1326: ¡Valle de la Tumba Divina!

Editor: Nyoi-Bo Studio Yuwen Jian observó sin comprender cómo sucedía todo esto.

Contempló el lugar donde acababan de morir los tres forasteros.

Miró a los demás forasteros, que huían como locos en todas direcciones.

Finalmente, volvió a mirar a Meng Hao.

La expresión de Meng Hao era sombría cuando miró a los Forasteros que se retiraban y luego dio un paso hacia el altar.

Yuwen Jian vaciló por un momento antes de decir: “Sabes, podría perder un poco de tiempo, pero aún podríamos matar al menos al treinta por ciento de estos Forasteros que huyen”.

Meng Hao se volvió y respondió: “¡Matar gente no es tan efectivo como matar corazones!

La clave de la guerra no es solo la victoria en la batalla.

Está dentro del espíritu …

“Han perdido el coraje, porque aplasté sus corazones.

Sin espíritu, estos Forasteros se convertirán en el primer trampolín para elevar la moral de los cultivadores del Reino de la Montaña y el Mar”.

Yuwen Jian veneraba a Meng Hao, pero aún tenía una opinión que expresar.

“Sólo una victoria, o una demostración impresionante de una persona poderosa …

probablemente no sea suficiente para que eso suceda”.

“Tienes razón.

Y es por eso que necesito entrar en el Valle del Godgrave lo antes posible, para obtener esa sangre de Dios”.

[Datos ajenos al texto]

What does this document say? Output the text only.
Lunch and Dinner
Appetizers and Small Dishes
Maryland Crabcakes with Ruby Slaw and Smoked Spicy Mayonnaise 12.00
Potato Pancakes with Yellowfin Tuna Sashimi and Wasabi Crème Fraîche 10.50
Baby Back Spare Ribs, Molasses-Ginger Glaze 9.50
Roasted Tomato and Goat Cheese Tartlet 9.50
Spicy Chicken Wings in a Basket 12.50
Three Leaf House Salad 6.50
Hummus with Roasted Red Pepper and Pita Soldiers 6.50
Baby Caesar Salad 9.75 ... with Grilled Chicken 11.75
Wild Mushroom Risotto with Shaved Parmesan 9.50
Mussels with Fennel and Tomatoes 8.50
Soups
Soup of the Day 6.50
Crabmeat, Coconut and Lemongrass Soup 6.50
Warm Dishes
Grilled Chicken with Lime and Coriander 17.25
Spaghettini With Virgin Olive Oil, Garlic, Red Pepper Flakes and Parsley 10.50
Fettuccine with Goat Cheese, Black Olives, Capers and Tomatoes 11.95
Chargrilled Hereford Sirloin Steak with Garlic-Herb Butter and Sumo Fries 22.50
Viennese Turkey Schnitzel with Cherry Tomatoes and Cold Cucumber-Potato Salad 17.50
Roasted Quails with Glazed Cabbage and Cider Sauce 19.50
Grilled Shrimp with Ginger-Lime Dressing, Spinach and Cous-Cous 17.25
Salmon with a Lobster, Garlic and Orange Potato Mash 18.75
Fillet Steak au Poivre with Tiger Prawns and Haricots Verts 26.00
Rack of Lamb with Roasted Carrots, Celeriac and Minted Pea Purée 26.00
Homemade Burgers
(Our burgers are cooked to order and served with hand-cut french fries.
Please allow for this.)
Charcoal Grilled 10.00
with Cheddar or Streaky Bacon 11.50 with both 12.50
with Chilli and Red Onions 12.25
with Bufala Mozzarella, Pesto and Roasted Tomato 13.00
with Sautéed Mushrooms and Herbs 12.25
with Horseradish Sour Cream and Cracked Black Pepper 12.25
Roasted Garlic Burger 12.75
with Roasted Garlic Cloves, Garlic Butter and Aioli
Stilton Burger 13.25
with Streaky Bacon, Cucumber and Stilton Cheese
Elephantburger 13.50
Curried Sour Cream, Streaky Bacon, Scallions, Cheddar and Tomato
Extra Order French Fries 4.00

Meng Hao subió al altar y miró hacia el cielo estrellado y la masa de tierra gigante que era el primer cielo.

En ese momento, una llama parpadeante de locura se pudo ver en sus ojos.

“Déjame hacerte una pregunta”, murmuró Meng Hao suavemente.

“Imagina lo que sucedería si los Forasteros del 1er Cielo miraran hacia arriba y vieran su mundo entero romperse en pedazos y luego caerse del cielo.

Después de eso, ¿crees que sus espíritus, sus corazones y su coraje …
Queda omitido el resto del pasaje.